If you run in BOOST setup (SonosNet mode), then all you'd need do is to store the hotspot's WiFi credentials in the system. They'd be ignored during normal use, but if the wired connection to the router was removed the system should eventually switch over to the hotspot WiFi. It could take a few minutes to all flip over.



If the system's already in WiFi mode then you could -- temporarily or permanently -- configure the hotspot with the same SSID/key as the router. Power down the router and eventually the system should switch over to the hotspot.



In either case, it would be better not to enable the hotspot if it's not required.

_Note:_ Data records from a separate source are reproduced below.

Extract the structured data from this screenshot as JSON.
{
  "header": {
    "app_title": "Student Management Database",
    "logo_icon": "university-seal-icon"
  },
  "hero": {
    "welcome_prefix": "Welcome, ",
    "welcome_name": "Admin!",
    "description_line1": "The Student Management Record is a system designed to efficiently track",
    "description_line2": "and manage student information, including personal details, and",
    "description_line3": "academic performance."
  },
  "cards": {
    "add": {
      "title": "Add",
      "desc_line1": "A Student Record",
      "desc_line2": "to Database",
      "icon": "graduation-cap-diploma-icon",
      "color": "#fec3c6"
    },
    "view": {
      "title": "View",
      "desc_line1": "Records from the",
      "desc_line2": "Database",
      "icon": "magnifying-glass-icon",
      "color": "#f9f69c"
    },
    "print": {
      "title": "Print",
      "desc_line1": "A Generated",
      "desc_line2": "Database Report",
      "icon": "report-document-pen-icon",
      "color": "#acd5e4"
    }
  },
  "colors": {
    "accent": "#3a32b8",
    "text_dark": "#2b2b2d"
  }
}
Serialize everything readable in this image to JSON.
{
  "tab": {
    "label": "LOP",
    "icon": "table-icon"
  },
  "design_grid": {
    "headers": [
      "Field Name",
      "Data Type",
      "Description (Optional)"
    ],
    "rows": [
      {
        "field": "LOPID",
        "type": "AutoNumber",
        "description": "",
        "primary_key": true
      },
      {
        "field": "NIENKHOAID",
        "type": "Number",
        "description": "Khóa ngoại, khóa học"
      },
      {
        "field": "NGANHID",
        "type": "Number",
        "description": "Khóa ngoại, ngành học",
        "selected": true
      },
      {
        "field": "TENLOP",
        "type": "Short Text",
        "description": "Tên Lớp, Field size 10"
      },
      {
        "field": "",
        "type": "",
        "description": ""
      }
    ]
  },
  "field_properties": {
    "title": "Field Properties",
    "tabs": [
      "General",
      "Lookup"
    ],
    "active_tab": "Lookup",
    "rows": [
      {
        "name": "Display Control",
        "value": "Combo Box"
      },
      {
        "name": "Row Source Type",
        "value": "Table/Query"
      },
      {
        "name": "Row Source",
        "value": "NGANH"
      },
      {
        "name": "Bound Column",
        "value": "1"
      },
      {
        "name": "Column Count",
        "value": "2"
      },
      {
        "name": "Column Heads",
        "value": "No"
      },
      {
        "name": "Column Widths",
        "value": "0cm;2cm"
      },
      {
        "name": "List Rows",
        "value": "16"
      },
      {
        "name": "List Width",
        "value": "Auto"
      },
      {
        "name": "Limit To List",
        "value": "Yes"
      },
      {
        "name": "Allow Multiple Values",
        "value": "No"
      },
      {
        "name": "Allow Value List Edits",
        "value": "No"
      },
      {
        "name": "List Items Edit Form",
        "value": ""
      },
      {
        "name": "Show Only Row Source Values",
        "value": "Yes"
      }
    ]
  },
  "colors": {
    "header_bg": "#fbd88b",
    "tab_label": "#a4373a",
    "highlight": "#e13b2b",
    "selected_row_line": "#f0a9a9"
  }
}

This would prevent the Sonos units from accidentally straying onto it.



An alternative approach is, as you hinted, to connect the router's WAN interface to the hotspot. There are routers which offer a WiFi-as-WAN (sometimes called 'WISP') feature, such as travel routers. You could also use a WiFi bridge to provide a wired connection to the existing router. In fact there are many multi-function devices which can act as travel routers, WiFi APs, repeaters or bridges.
Perfect! Thank you! I have a boost attached, so I assume the boost configured route is the best? BTW how can you determine if the boost is working? I still have skips in music when a lot of phones are in the area it seems.
If you have an actual BOOST and it's the only component wired to your router then it must be working. It's the bridge between SonosNet -- and hence the players -- and the wired segment.



Where is the music coming from when it skips?
Line in source
Uncompressed Line-In is the most demanding source in terms of wireless bandwidth/latency. Try setting Line-In to Compressed.